Pioneer Press: As Voting Rights Act anniversary nears, 5 honored for their efforts to pass it
By Sarah Horner, 7/31/15
Josie Johnson stood out in the lineup of dignitaries honored on stage Thursday at the Landmark Center to mark the 50th anniversary of the Voting Rights Act.
Sitting alongside the four surviving members of the Minnesota congressional delegation who helped pass it, she was the only African-American in the group, the only woman and the only honoree who did not vote on the historic 1965 federal legislation that lifted the restrictions impeding African-Americans from their constitutional right to vote.
Her contributions started much earlier, when the now 84-year-old was a teenager in Texas. She went door-knocking with her father to stop poll taxes, one of the many strategies of the day aimed at keeping African-Americans away from the ballot boxes.
Johnson went on to become a civil rights leader in Minnesota after she moved here, leading residents to Mississippi in the 1960s to witness the atrocities endured by southern blacks. She later became the director of the Minneapolis Urban League and the first African-American to serve on the University of Minnesota’s Board of Regents.
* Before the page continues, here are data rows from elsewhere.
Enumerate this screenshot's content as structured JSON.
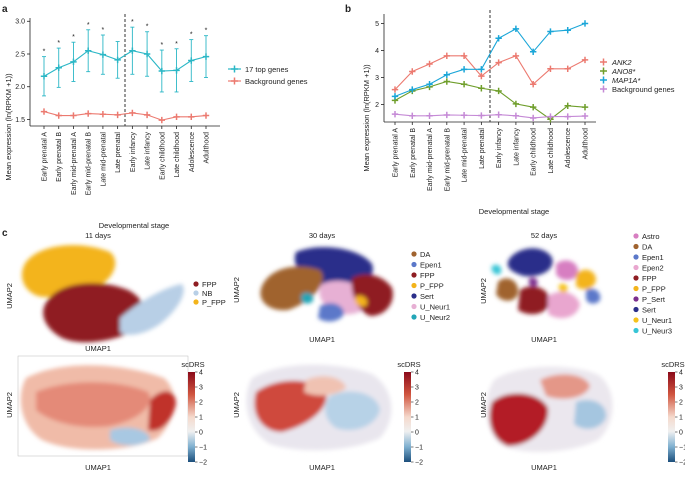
{
  "figure": {
    "panel_a_letter": "a",
    "panel_b_letter": "b",
    "panel_c_letter": "c"
  },
  "colors": {
    "teal": "#2bb7c6",
    "salmon": "#ec7a70",
    "green": "#6f9e2b",
    "blue": "#1aa6d8",
    "violet": "#c58ad6",
    "dark": "#222222"
  },
  "chart_data": [
    {
      "id": "a",
      "type": "line",
      "title": "",
      "xlabel": "Developmental stage",
      "ylabel": "Mean expression (ln(RPKM +1))",
      "ylim": [
        1.4,
        3.05
      ],
      "yticks": [
        1.5,
        2.0,
        2.5,
        3.0
      ],
      "categories": [
        "Early prenatal A",
        "Early prenatal B",
        "Early mid-prenatal A",
        "Early mid-prenatal B",
        "Late mid-prenatal",
        "Late prenatal",
        "Early infancy",
        "Late infancy",
        "Early childhood",
        "Late childhood",
        "Adolescence",
        "Adulthood"
      ],
      "divider_after": "Late prenatal",
      "series": [
        {
          "name": "17 top genes",
          "color": "#2bb7c6",
          "values": [
            2.16,
            2.29,
            2.38,
            2.55,
            2.49,
            2.41,
            2.55,
            2.5,
            2.24,
            2.25,
            2.4,
            2.46
          ],
          "err": [
            0.3,
            0.3,
            0.3,
            0.32,
            0.3,
            0.28,
            0.36,
            0.34,
            0.32,
            0.33,
            0.32,
            0.32
          ]
        },
        {
          "name": "Background genes",
          "color": "#ec7a70",
          "values": [
            1.62,
            1.56,
            1.56,
            1.59,
            1.58,
            1.57,
            1.6,
            1.57,
            1.49,
            1.54,
            1.54,
            1.56
          ]
        }
      ],
      "significance_marker": "*",
      "significant": [
        true,
        true,
        true,
        true,
        true,
        false,
        true,
        true,
        true,
        true,
        true,
        true
      ]
    },
    {
      "id": "b",
      "type": "line",
      "title": "",
      "xlabel": "Developmental stage",
      "ylabel": "Mean expression (ln(RPKM +1))",
      "ylim": [
        1.35,
        5.35
      ],
      "yticks": [
        2,
        3,
        4,
        5
      ],
      "categories": [
        "Early prenatal A",
        "Early prenatal B",
        "Early mid-prenatal A",
        "Early mid-prenatal B",
        "Late mid-prenatal",
        "Late prenatal",
        "Early infancy",
        "Late infancy",
        "Early childhood",
        "Late childhood",
        "Adolescence",
        "Adulthood"
      ],
      "divider_after": "Late prenatal",
      "series": [
        {
          "name": "ANK2",
          "color": "#ec7a70",
          "italic": true,
          "values": [
            2.55,
            3.22,
            3.5,
            3.8,
            3.8,
            3.05,
            3.55,
            3.8,
            2.75,
            3.32,
            3.32,
            3.65
          ]
        },
        {
          "name": "ANO8*",
          "color": "#6f9e2b",
          "italic": true,
          "values": [
            2.15,
            2.5,
            2.65,
            2.85,
            2.75,
            2.6,
            2.5,
            2.02,
            1.9,
            1.45,
            1.95,
            1.9
          ]
        },
        {
          "name": "MAP1A*",
          "color": "#1aa6d8",
          "italic": true,
          "values": [
            2.3,
            2.55,
            2.75,
            3.1,
            3.3,
            3.3,
            4.45,
            4.8,
            3.95,
            4.7,
            4.75,
            5.0
          ]
        },
        {
          "name": "Background genes",
          "color": "#c58ad6",
          "italic": false,
          "values": [
            1.64,
            1.58,
            1.58,
            1.61,
            1.6,
            1.59,
            1.62,
            1.58,
            1.5,
            1.55,
            1.55,
            1.57
          ]
        }
      ]
    }
  ],
  "panel_c": {
    "top": [
      {
        "title": "11 days",
        "xlabel": "UMAP1",
        "ylabel": "UMAP2",
        "legend": [
          {
            "label": "FPP",
            "color": "#8f1d22"
          },
          {
            "label": "NB",
            "color": "#b8cfe6"
          },
          {
            "label": "P_FPP",
            "color": "#f3b41b"
          }
        ]
      },
      {
        "title": "30 days",
        "xlabel": "UMAP1",
        "ylabel": "UMAP2",
        "legend": [
          {
            "label": "DA",
            "color": "#a0632f"
          },
          {
            "label": "Epen1",
            "color": "#5b78c9"
          },
          {
            "label": "FPP",
            "color": "#8f1d22"
          },
          {
            "label": "P_FPP",
            "color": "#f3b41b"
          },
          {
            "label": "Sert",
            "color": "#2b2f8a"
          },
          {
            "label": "U_Neur1",
            "color": "#e7b0d4"
          },
          {
            "label": "U_Neur2",
            "color": "#23a6b7"
          }
        ]
      },
      {
        "title": "52 days",
        "xlabel": "UMAP1",
        "ylabel": "UMAP2",
        "legend": [
          {
            "label": "Astro",
            "color": "#d77ec1"
          },
          {
            "label": "DA",
            "color": "#a0632f"
          },
          {
            "label": "Epen1",
            "color": "#5b78c9"
          },
          {
            "label": "Epen2",
            "color": "#e9a6cf"
          },
          {
            "label": "FPP",
            "color": "#8f1d22"
          },
          {
            "label": "P_FPP",
            "color": "#f3b41b"
          },
          {
            "label": "P_Sert",
            "color": "#7b2e8e"
          },
          {
            "label": "Sert",
            "color": "#2b2f8a"
          },
          {
            "label": "U_Neur1",
            "color": "#f6c21b"
          },
          {
            "label": "U_Neur3",
            "color": "#37c5d6"
          }
        ]
      }
    ],
    "bottom": [
      {
        "xlabel": "UMAP1",
        "ylabel": "UMAP2"
      },
      {
        "xlabel": "UMAP1",
        "ylabel": "UMAP2"
      },
      {
        "xlabel": "UMAP1",
        "ylabel": "UMAP2"
      }
    ],
    "colorbar": {
      "title": "scDRS",
      "ticks": [
        "4",
        "3",
        "2",
        "1",
        "0",
        "−1",
        "−2"
      ]
    }
  }
}
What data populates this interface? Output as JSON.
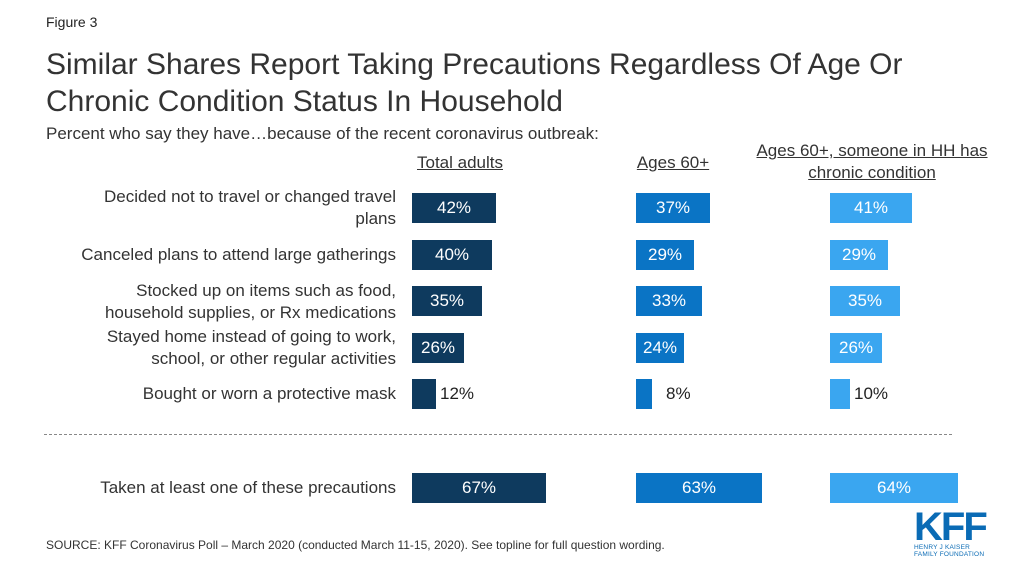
{
  "figure_label": "Figure 3",
  "chart_data": {
    "type": "bar",
    "title": "Similar Shares Report Taking Precautions Regardless Of Age Or Chronic Condition Status In Household",
    "subtitle": "Percent who say they have…because of the recent coronavirus outbreak:",
    "categories": [
      "Decided not to travel or changed travel plans",
      "Canceled plans to attend large gatherings",
      "Stocked up on items such as food, household supplies, or Rx medications",
      "Stayed home instead of going to work, school, or other regular activities",
      "Bought or worn a protective mask",
      "Taken at least one of these precautions"
    ],
    "series": [
      {
        "name": "Total adults",
        "values": [
          42,
          40,
          35,
          26,
          12,
          67
        ],
        "color": "#0e3a5e"
      },
      {
        "name": "Ages 60+",
        "values": [
          37,
          29,
          33,
          24,
          8,
          63
        ],
        "color": "#0a74c5"
      },
      {
        "name": "Ages 60+, someone in HH has chronic condition",
        "values": [
          41,
          29,
          35,
          26,
          10,
          64
        ],
        "color": "#3aa6f0"
      }
    ],
    "value_suffix": "%"
  },
  "source": "SOURCE: KFF Coronavirus Poll – March 2020 (conducted March 11-15, 2020). See topline for full question wording.",
  "logo": {
    "text": "KFF",
    "subtext": "HENRY J KAISER FAMILY FOUNDATION"
  }
}
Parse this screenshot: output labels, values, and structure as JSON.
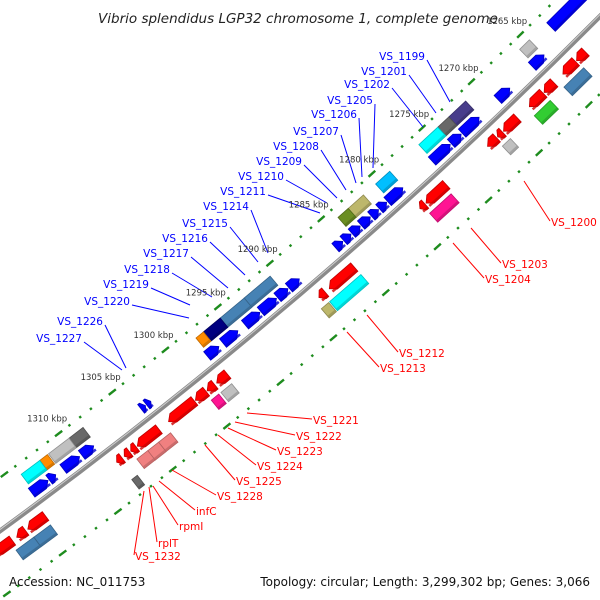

The slight woman brought the crowd at the historic St. Paul building to its feet when she accepted the first of the five medallions presented by Minnesota Secretary of State Steve Simon. The four others went to former Vice President Walter Mondale, former Minnesota Gov. Al Quie, former Minneapolis Mayor Donald Fraser and former U.S. Rep. Alec Olson. The four men are the surviving members of Minnesota’s 10-person congressional delegation who voted unanimously in support of the iconic act signed in to law Aug. 6, 1965.
“I feel deeply honored to be here among these heroes as we remember, celebrate and recommit our vows to protect the right of voting for African-Americans and all citizens of America,” Johnson said during the ceremony. She recalled her joy when then-President Lyndon Johnson signed the act into law and heartache when, in 2013, the U.S. Supreme Court struck down key components.
“I remember my sadness to know that the rights of African-Americans are still being denied. I share these memories because I need you to continue to struggle … stay alert, and protect the rights so many people, young and old, fought and died for. … Keep our commitment to justice. … Not just this moment, but every day, in every way.”
All of the honorees offered remarks during the hour-and-a-half-long ceremony in downtown St. Paul, held one week before the Voting Rights Act’s 50th birthday. It opened with portions of the famous speech the then-president made in March of 1965, when he called on the country to prepare to pass the legislation in the coming months.
Simon commented on the vigor Minnesota’s representatives undertook that charge. Along with the four honored Thursday, former Sen. Eugene McCarthy and former Reps. John Blatnik, Joe Karth, Odin Langen, Clark MacGregor and Ancher Nelsen also voted to pass the act.
“The members of our delegation disagreed sharply on many prominent issues of the day — Vietnam, Medicare, immigration. But when the roll was called on the Voting Rights Act, Minnesota’s delegation spoke with one voice,” Simon said.
Mondale said the vote was the most significant of his time as a senator. He also recalled the president’s historic speech preceding it.
“We all sprang to our feet and there was an applause like I have never heard before or since … because we knew that we were going to get it done,” Mondale said. “Within a few years, voter participation in the south equaled or surpassed the white vote … an astounding victory for justice in America.”
While acknowledging all there is to celebrate about that important day, many of the honorees also talked about the steps back voting rights have taken in recent years, including the 2013 U.S. Supreme Court opinion in Shelby County v. Holder, a decision Mondale said “gutted” the Voting Rights Act.
The court struck down the section of the law used to determine which communities and states are subject to continued federal oversight. Chief Justice John Roberts said that the formula was outdated and unworkable.
Mondale noted that states across the south have moved to cut back voter registration and limit the number of voting days.
“So we have a lot to feel proud of,” he said. “(But) in a real sense … we are right back on our heels again having to fight for justice.”
Quie echoed those comments, saying he told his Republican colleagues at the time that a vote against the act would be “un-American and un-Christian.”
“It’s up to parents and grandparents, aunts and uncles, to talk about this at the dinner table, because injustice and the efforts to do unjust things are not dead,” Quie said.
Fraser in his remarks thanked all the Minnesotans who fought for civil rights back in the 1960s, including the many he was called upon to help out of legal jams because of their unwavering commitment to the cause.
Olson, who spoke last, encouraged people to exercise their right to vote.
“A small majority is calling the shots. They wouldn’t get by with that if we all voted,” Olson said. “Please remember … if we all voted, all of us, we wouldn’t have that minority driving home their causes. We could move this great nation ahead.”
Thursday’s ceremony was a kickoff event for Simon’s office as he and a coalition representing some 50 organizations prepare to visit several schools in the fall to talk about the importance of voting rights.
Another event will be held Thursday at Harrison Neighborhood Association in Minneapolis to mark the actual 50th anniversary of passage of the Voting Rights Act.